Handel Street Projects
14 Florence Street, London N1
Stefan Sehler
New Paintings
9 February – 29 March 2019
Wednesday – Friday 12:00 – 18:00
Saturday 10:00 – 13:00 and by appointment
Extended until 20 May, by appointment only
For the last in our series of exhibitions exploring the status of painting today, held at Handel Street Projects during 2018, we are pleased to present a new body of work by German artist Stefan Sehler.
With these new works, almost looking like large-format photographs, virtual photorealist representations of abstract paintings, Sehler keeps questioning our preconceived ideas about the medium of painting and materials and techniques he is deploying.

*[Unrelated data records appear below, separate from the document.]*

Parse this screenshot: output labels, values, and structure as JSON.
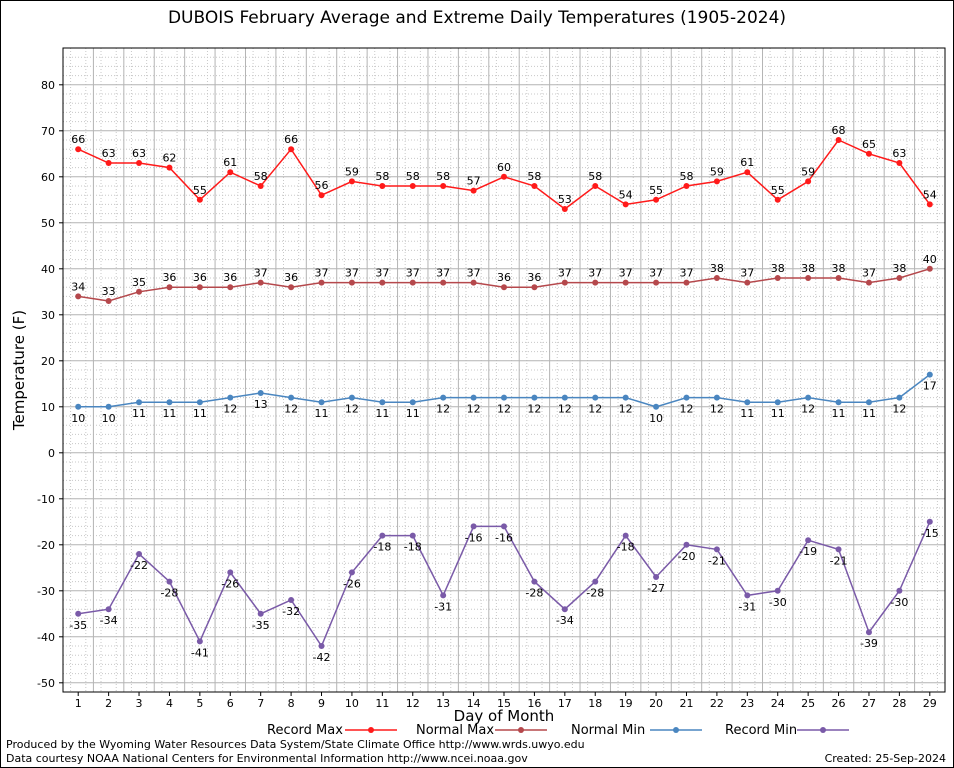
{
  "chart_data": {
    "type": "line",
    "title": "DUBOIS February Average and Extreme Daily Temperatures (1905-2024)",
    "xlabel": "Day of Month",
    "ylabel": "Temperature (F)",
    "ylim": [
      -52,
      88
    ],
    "yticks": [
      -50,
      -40,
      -30,
      -20,
      -10,
      0,
      10,
      20,
      30,
      40,
      50,
      60,
      70,
      80
    ],
    "x": [
      1,
      2,
      3,
      4,
      5,
      6,
      7,
      8,
      9,
      10,
      11,
      12,
      13,
      14,
      15,
      16,
      17,
      18,
      19,
      20,
      21,
      22,
      23,
      24,
      25,
      26,
      27,
      28,
      29
    ],
    "grid": true,
    "legend": "bottom",
    "series": [
      {
        "name": "Record Max",
        "color": "#ff1a1a",
        "values": [
          66,
          63,
          63,
          62,
          55,
          61,
          58,
          66,
          56,
          59,
          58,
          58,
          58,
          57,
          60,
          58,
          53,
          58,
          54,
          55,
          58,
          59,
          61,
          55,
          59,
          68,
          65,
          63,
          54
        ],
        "labels": [
          66,
          63,
          63,
          62,
          55,
          61,
          58,
          66,
          56,
          59,
          58,
          58,
          58,
          57,
          60,
          58,
          53,
          58,
          54,
          55,
          58,
          59,
          61,
          55,
          59,
          68,
          65,
          63,
          54
        ]
      },
      {
        "name": "Normal Max",
        "color": "#b5484c",
        "values": [
          34,
          33,
          35,
          36,
          36,
          36,
          37,
          36,
          37,
          37,
          37,
          37,
          37,
          37,
          36,
          36,
          37,
          37,
          37,
          37,
          37,
          38,
          37,
          38,
          38,
          38,
          37,
          38,
          40
        ],
        "labels": [
          34,
          33,
          35,
          36,
          36,
          36,
          37,
          36,
          37,
          37,
          37,
          37,
          37,
          37,
          36,
          36,
          37,
          37,
          37,
          37,
          37,
          38,
          37,
          38,
          38,
          38,
          37,
          38,
          40
        ]
      },
      {
        "name": "Normal Min",
        "color": "#4a86c0",
        "values": [
          10,
          10,
          11,
          11,
          11,
          12,
          13,
          12,
          11,
          12,
          11,
          11,
          12,
          12,
          12,
          12,
          12,
          12,
          12,
          10,
          12,
          12,
          11,
          11,
          12,
          11,
          11,
          12,
          17
        ],
        "labels": [
          10,
          10,
          11,
          11,
          11,
          12,
          13,
          12,
          11,
          12,
          11,
          11,
          12,
          12,
          12,
          12,
          12,
          12,
          12,
          10,
          12,
          12,
          11,
          11,
          12,
          11,
          11,
          12,
          17
        ]
      },
      {
        "name": "Record Min",
        "color": "#7a5aa8",
        "values": [
          -35,
          -34,
          -22,
          -28,
          -41,
          -26,
          -35,
          -32,
          -42,
          -26,
          -18,
          -18,
          -31,
          -16,
          -16,
          -28,
          -34,
          -28,
          -18,
          -27,
          -20,
          -21,
          -31,
          -30,
          -19,
          -21,
          -39,
          -30,
          -15
        ],
        "labels": [
          -35,
          -34,
          -22,
          -28,
          -41,
          -26,
          -35,
          -32,
          -42,
          -26,
          -18,
          -18,
          -31,
          -16,
          -16,
          -28,
          -34,
          -28,
          -18,
          -27,
          -20,
          -21,
          -31,
          -30,
          -19,
          -21,
          -39,
          -30,
          -15
        ]
      }
    ]
  },
  "footer": {
    "produced_by": "Produced by the Wyoming Water Resources Data System/State Climate Office http://www.wrds.uwyo.edu",
    "courtesy": "Data courtesy NOAA National Centers for Environmental Information http://www.ncei.noaa.gov",
    "created": "Created: 25-Sep-2024"
  }
}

The central point of this work revolves around surface, reality and illusion.
Over the years, Sehler has been constantly reinventing a very unusual process of ‘making’ the painting on the back of Perspex, using mixtures of oils, enamels and acrylics so that otherwise textured surface is hidden, refusing the painting this constitutive feature and depriving the viewer of the tentative eye.
These ‘surrogate’ paintings are a play between abstraction and figuration, they use controlled chance, where in the artist’s own words: ‘paint does things its own way’, and they also show and reflect the act of doing/making the painting itself and its material.

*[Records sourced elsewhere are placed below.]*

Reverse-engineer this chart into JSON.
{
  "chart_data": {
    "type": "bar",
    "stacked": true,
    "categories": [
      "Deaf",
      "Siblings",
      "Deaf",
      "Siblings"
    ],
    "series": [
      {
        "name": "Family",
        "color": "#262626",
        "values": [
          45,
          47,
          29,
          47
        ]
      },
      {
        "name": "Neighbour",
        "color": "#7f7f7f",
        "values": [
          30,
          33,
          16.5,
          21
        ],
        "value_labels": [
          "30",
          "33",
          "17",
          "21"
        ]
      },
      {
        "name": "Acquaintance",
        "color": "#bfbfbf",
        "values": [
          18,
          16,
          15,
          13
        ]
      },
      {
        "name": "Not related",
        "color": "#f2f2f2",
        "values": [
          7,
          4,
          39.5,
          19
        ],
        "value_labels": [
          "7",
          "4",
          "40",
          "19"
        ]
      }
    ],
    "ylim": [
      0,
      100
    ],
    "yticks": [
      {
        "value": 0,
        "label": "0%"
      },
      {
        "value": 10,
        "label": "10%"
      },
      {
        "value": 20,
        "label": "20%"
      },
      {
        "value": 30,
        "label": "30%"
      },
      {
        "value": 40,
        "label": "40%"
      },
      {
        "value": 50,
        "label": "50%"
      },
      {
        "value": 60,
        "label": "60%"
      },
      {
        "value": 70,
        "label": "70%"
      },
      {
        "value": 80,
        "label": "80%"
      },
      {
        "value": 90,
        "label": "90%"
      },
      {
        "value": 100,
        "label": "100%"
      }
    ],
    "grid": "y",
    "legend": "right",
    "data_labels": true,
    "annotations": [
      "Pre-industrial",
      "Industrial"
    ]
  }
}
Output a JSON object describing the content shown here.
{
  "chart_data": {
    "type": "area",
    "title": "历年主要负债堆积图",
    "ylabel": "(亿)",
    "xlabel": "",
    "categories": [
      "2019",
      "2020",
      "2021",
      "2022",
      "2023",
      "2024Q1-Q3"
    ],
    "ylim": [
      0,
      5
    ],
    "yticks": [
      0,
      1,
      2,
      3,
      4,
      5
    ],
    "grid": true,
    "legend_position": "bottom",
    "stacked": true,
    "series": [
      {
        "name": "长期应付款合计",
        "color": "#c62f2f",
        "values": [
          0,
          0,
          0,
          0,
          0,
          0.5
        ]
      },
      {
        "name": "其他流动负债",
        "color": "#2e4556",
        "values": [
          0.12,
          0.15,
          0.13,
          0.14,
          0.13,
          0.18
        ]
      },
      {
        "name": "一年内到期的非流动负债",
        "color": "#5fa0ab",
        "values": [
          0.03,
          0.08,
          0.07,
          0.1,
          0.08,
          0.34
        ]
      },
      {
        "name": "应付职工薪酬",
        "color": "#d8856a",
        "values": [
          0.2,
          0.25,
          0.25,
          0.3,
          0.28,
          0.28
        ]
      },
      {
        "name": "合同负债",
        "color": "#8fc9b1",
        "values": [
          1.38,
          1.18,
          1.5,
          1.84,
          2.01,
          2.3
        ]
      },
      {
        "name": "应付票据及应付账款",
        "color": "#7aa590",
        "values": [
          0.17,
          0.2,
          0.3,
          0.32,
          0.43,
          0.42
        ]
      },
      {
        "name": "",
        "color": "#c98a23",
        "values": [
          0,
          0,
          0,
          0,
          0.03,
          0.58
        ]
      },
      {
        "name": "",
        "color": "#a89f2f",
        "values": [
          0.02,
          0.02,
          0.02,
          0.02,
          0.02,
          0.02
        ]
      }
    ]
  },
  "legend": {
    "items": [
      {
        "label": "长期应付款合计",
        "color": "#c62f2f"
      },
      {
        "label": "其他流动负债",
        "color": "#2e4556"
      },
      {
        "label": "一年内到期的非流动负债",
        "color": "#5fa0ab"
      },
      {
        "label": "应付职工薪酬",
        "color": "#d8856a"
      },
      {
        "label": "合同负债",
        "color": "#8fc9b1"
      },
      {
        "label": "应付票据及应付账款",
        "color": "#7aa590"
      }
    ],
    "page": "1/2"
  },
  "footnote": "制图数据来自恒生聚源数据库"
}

This technique makes the surface look suspended within it, distancing itself from the viewer. Sehler’s usual motifs of flowers, trees, branches, foliage and mountain ranges (not representations as such) are substituted here with complete abstractions, or are they? The result is an ongoing game of deception between different layers of medial representation, a dialogue between painting as action or conception, between image and reproduction. Sehler calls them: ‘Memories of paintings, that have not been painted yet’.
Do we see liberal spills of paint on top of intrinsic structured background reminiscent of sheets of fabric (or indeed, a painters canvas) as an abstraction? What is it that lies ‘behind’ illusion of the physical object?
We could think here about the historic 18th century German Hinterglasmalerei, reverse painting on glass and more recently Gerhard Richter’s mirror paintings, but Sehler’s opus certainly stands as pioneering. As Donald Kuspit pointed out writing about Sehler’s work in Artforum: ‘These captivating paintings demonstrate that modernist painting is not necessarily dead – it still has some tricks up its sleeve – and show that a quasi – photorealist picture can have a message every bit as striking as the dazzling technique it employs’.
Stefan Sehler (born 1958, Nurnberg) studied at the Kunstakademie Dusseldorf under Professopr Gunther Uecker. His works are in many private and public collections including Collection Sandretto Re Rebaudengo, Deuche Bank Collection, The Foundation Louis Vuitton, Musse d’Art moderne et d’Art contemporain de Nice and Kunstmuseum Dusseldorf. He lives and works in Berlin.